Los Tribunales Constitucionales suponen mantener una cierta estabilidad, impiden que las mayorías gobernantes transgredan los derechos de las minorías.

Robert Dahl, respecto de la cuestión contramayoritaria, considera que la decisión de la Corte o Tribunal que declara inconstitucional una ley tiende a preservar los derechos legítimos de la minoría frente a la posibilidad de una decisión mayorista “tiránica", impidiendo lo que Alexis de Tocqueville, en La Democracia en América, denominaba “la dictadura de la mayoría”. 

Sin duda cuando el Tribunal Constitucional, a través de su potestad, declara la inconstitucionalidad de una ley, lo hace desafiando directamente la expresa voluntad de la mayoría legislativa. En esos casos, la Corte podría ser vista como protectora de la minoría. En realidad, lo que hace es defender al pueblo de la tentación mayoritaria de creerse dueño de la soberanía, en lugar de entenderse como representante de la misma. La esencia del Estado constitucional moderno se define por la protección de ciertos derechos que deben ser puestos lejos del alcance del simple voto mayoritario.

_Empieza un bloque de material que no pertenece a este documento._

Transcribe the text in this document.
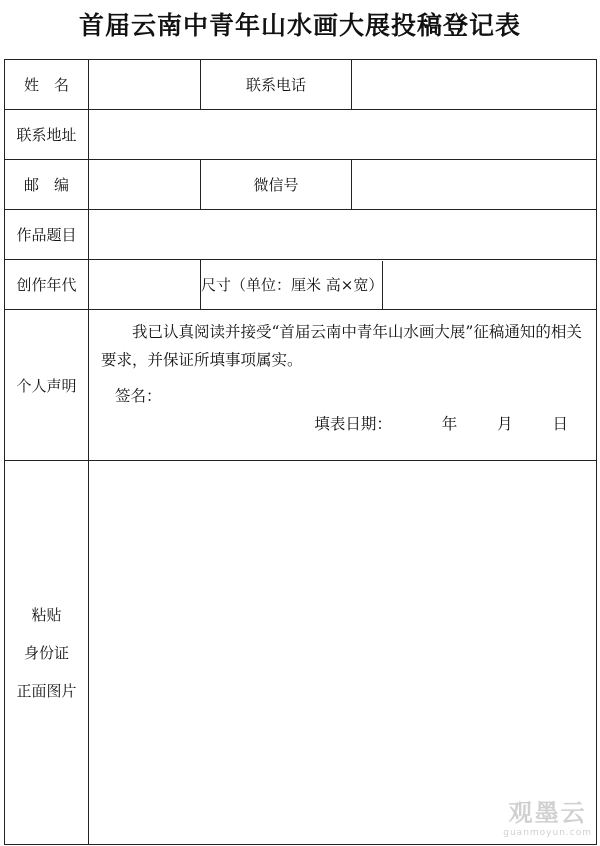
首届云南中青年山水画大展投稿登记表
姓　名		联系电话	
联系地址			
邮　编		微信号	
作品题目			
创作年代		尺寸（单位：厘米 高×宽）	

个人声明	我已认真阅读并接受“首届云南中青年山水画大展”征稿通知的相关要求，并保证所填事项属实。
签名：
填表日期： 年 月 日		

粘贴
身份证
正面图片			

观墨云
guanmoyun.com
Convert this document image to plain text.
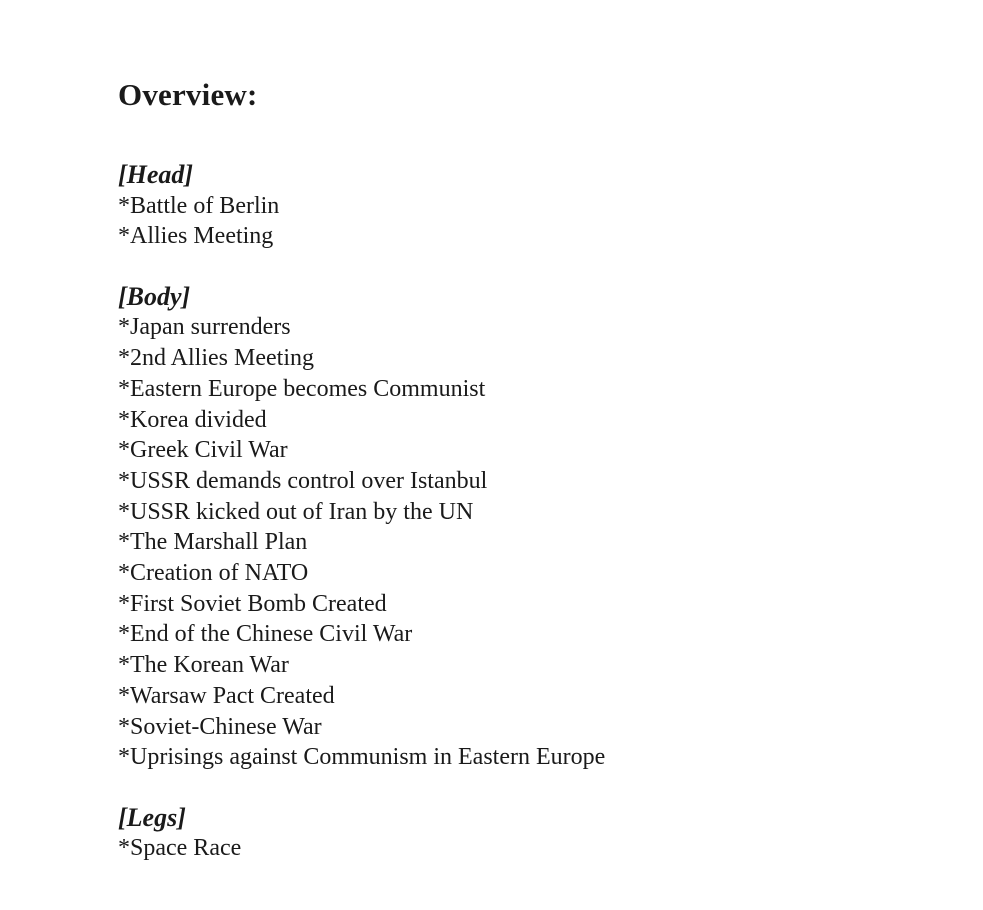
Overview:
[Head]
*Battle of Berlin
*Allies Meeting
[Body]
*Japan surrenders
*2nd Allies Meeting
*Eastern Europe becomes Communist
*Korea divided
*Greek Civil War
*USSR demands control over Istanbul
*USSR kicked out of Iran by the UN
*The Marshall Plan
*Creation of NATO
*First Soviet Bomb Created
*End of the Chinese Civil War
*The Korean War
*Warsaw Pact Created
*Soviet-Chinese War
*Uprisings against Communism in Eastern Europe
[Legs]
*Space Race
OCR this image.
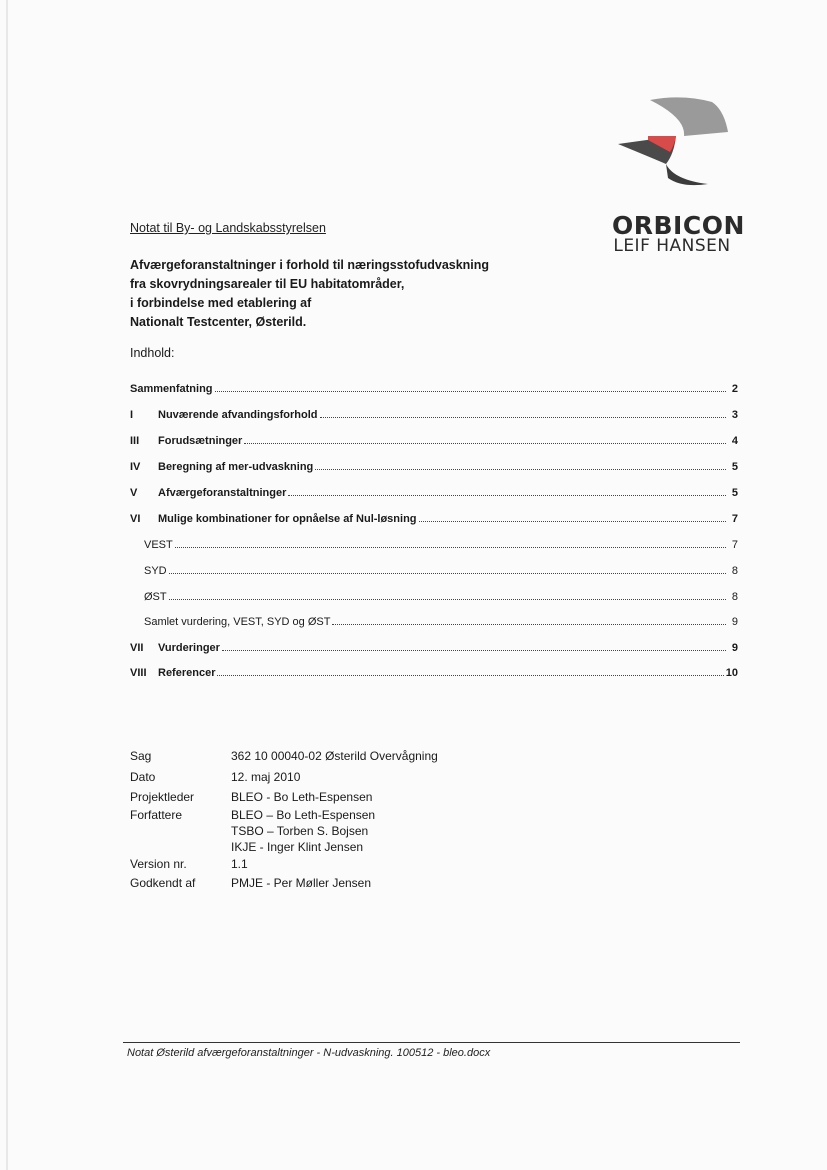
ORBICON
LEIF HANSEN
Notat til By- og Landskabsstyrelsen
Afværgeforanstaltninger i forhold til næringsstofudvaskning
fra skovrydningsarealer til EU habitatområder,
i forbindelse med etablering af
Nationalt Testcenter, Østerild.
Indhold:
Sammenfatning	2
I	Nuværende afvandingsforhold	3
III	Forudsætninger	4
IV	Beregning af mer-udvaskning	5
V	Afværgeforanstaltninger	5
VI	Mulige kombinationer for opnåelse af Nul-løsning	7
VEST	7
SYD	8
ØST	8
Samlet vurdering, VEST, SYD og ØST	9
VII	Vurderinger	9
VIII	Referencer	10
Sag	362 10 00040-02 Østerild Overvågning
Dato	12. maj 2010
Projektleder	BLEO - Bo Leth-Espensen
Forfattere	BLEO – Bo Leth-Espensen
TSBO – Torben S. Bojsen
IKJE - Inger Klint Jensen
Version nr.	1.1
Godkendt af	PMJE - Per Møller Jensen
Notat Østerild afværgeforanstaltninger - N-udvaskning. 100512 - bleo.docx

Claro está, eso supone del Tribunal un trabajo particularmente complejo. Debe ser capaz, como dice Courtis, de fallar con transparencia y publicidad, garantizando tanto la calidad argumentativa de su decisiones como la independencia de criterio y la sensatez de su posicionamiento frente a cuestiones que susciten el legítimo debate de la opinión pública. Si, al contrario, actúan con opacidad, difícilmente podrían contribuir a mejorar su imagen ante la ciudadanía.

Los críticos del carácter contramayoritario suelen olvidarse de un riesgo paralelo al que les preocupa: que los poderes políticos comiencen a adoptar medidas en su propio favor y de sus amigos, y no a favor de las mayorías que dicen proteger. 

Es claro que la democracia está basada en un principio mayoritario, pero éste no puede ser absoluto ni sobrepasar ciertos derechos minoritarios. Lo contrario se llama abuso. Eso también lo pueden entender incluso los niños de 5 años. Y también nuestra Presidenta.